Le 12 juin 2026, pendant l'absence de Paul Biya à Genève, un individu tente de faire lire à la télévision nationale un faux décret présidentiel. Jeune Afrique lève le voile sur les investigations en cours et sur ce que cet épisode révèle de la fragilité des institutions camerounaises.
Le scénario tient du roman d'espionnage. Le 12 juin 2026, cinq jours après le départ de Paul Biya pour Genève où il a ses habitudes médicales, un individu s'introduit dans les locaux de la Cameroon Radio Television (CRTV) — la télévision nationale — et tente d'y faire lire un faux décret présidentiel portant nomination d'un vice-président et remaniement du gouvernement. La tentative échoue. Le document n'est pas lu à l'antenne. Mais le mal est fait. Jeune Afrique, qui révèle les coulisses de cet épisode inédit, parle de « coup d'État institutionnel » — une formulation tirée d'un rapport des services de renseignement camerounais eux-mêmes.
Le choix du moment n'est pas anodin. Paul Biya venait de quitter Yaoundé pour Genève le 7 juin — un départ qu'il avait un temps envisagé de reporter, sous la pression de conseillers américains lui déconseillant de quitter le pays dans un « contexte politique quasi insurrectionnel », selon les informations de Jeune Afrique. Il avait finalement tenu son calendrier. Cinq jours plus tard, quelqu'un tentait d'exploiter son absence pour créer le fait accompli institutionnel que le chef de l'État avait précisément refusé d'officialiser : la nomination d'un vice-président.

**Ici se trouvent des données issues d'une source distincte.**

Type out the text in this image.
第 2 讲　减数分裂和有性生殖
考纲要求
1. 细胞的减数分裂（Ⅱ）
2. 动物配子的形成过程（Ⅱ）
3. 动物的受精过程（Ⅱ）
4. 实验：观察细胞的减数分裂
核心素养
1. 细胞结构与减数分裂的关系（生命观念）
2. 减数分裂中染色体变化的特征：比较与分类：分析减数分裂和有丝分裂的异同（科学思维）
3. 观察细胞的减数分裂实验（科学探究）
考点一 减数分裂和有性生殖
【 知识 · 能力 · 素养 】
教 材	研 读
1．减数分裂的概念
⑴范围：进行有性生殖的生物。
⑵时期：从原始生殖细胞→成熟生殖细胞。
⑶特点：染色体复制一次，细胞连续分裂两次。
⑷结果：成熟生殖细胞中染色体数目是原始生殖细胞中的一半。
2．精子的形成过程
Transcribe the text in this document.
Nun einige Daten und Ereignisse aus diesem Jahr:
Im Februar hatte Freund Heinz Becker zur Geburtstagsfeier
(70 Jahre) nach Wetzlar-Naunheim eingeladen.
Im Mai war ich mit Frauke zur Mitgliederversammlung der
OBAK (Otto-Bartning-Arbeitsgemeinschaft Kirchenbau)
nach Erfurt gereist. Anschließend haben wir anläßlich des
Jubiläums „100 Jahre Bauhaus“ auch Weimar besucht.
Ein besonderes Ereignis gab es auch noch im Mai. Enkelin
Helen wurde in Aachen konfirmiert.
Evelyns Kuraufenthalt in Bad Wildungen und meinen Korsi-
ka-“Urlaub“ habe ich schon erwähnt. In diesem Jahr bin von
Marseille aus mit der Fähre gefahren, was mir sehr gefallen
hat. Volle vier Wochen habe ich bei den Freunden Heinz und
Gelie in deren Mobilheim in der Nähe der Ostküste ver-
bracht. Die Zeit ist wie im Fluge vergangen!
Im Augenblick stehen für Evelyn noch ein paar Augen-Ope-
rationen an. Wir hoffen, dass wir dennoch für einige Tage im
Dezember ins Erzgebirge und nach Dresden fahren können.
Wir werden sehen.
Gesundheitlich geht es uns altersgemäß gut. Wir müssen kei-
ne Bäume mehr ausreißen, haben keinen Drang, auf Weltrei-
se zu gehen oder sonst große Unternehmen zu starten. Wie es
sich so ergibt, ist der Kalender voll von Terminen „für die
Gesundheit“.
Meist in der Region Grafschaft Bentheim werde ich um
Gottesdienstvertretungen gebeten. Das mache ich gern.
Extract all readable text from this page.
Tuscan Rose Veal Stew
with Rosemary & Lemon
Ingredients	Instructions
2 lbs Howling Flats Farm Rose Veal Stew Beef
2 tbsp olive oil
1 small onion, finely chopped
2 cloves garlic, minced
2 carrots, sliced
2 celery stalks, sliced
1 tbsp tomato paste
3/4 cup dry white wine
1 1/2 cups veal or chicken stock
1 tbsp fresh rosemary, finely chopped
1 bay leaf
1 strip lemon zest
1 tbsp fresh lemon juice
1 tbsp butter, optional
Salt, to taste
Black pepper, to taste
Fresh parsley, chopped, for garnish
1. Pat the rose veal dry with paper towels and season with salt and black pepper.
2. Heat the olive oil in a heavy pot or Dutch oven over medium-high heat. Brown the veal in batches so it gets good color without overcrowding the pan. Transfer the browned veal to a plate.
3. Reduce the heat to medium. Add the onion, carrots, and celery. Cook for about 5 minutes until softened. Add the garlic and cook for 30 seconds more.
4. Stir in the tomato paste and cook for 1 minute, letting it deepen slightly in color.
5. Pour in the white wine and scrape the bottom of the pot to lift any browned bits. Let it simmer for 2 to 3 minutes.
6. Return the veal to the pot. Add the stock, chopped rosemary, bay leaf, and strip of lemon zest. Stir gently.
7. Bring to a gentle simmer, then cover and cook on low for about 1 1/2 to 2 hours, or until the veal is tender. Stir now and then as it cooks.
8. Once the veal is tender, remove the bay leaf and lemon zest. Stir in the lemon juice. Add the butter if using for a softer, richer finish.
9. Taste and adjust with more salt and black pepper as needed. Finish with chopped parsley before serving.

L'objectif du faux décret était clair : produire une annonce suffisamment crédible pour qu'elle circule sur les réseaux sociaux avant que le démenti officiel ne puisse l'éteindre, créant une confusion institutionnelle et forçant la main du président. La technique, bien connue dans les régimes à succession bloquée, consiste à fabriquer une réalité médiatique avant qu'une réalité juridique puisse la contredire.
Jeune Afrique révèle que deux structures distinctes mènent actuellement des investigations parallèles sur cette affaire : le Secrétariat d'État à la Défense (SED) et la Direction de la sécurité présidentielle (DSP). La question centrale que les deux enquêtes cherchent à trancher est simple en apparence, redoutable dans ses implications : s'agit-il d'une véritable tentative organisée de déstabilisation institutionnelle — un « coup d'État institutionnel », selon les termes du rapport de renseignement cité par Jeune Afrique — ou de l'acte isolé d'un individu déséquilibré ayant bénéficié d'une faille sécuritaire ?
La réponse à cette question n'est pas seulement judiciaire. Elle est politique. Si l'acte est le fait d'un réseau organisé, il désigne nécessairement un ou plusieurs commanditaires au sein des cercles de pouvoir camerounais. Si c'est l'acte d'un isolé, il révèle une vulnérabilité terrifiante des institutions d'État à l'heure où la question de la succession est sur toutes les lèvres.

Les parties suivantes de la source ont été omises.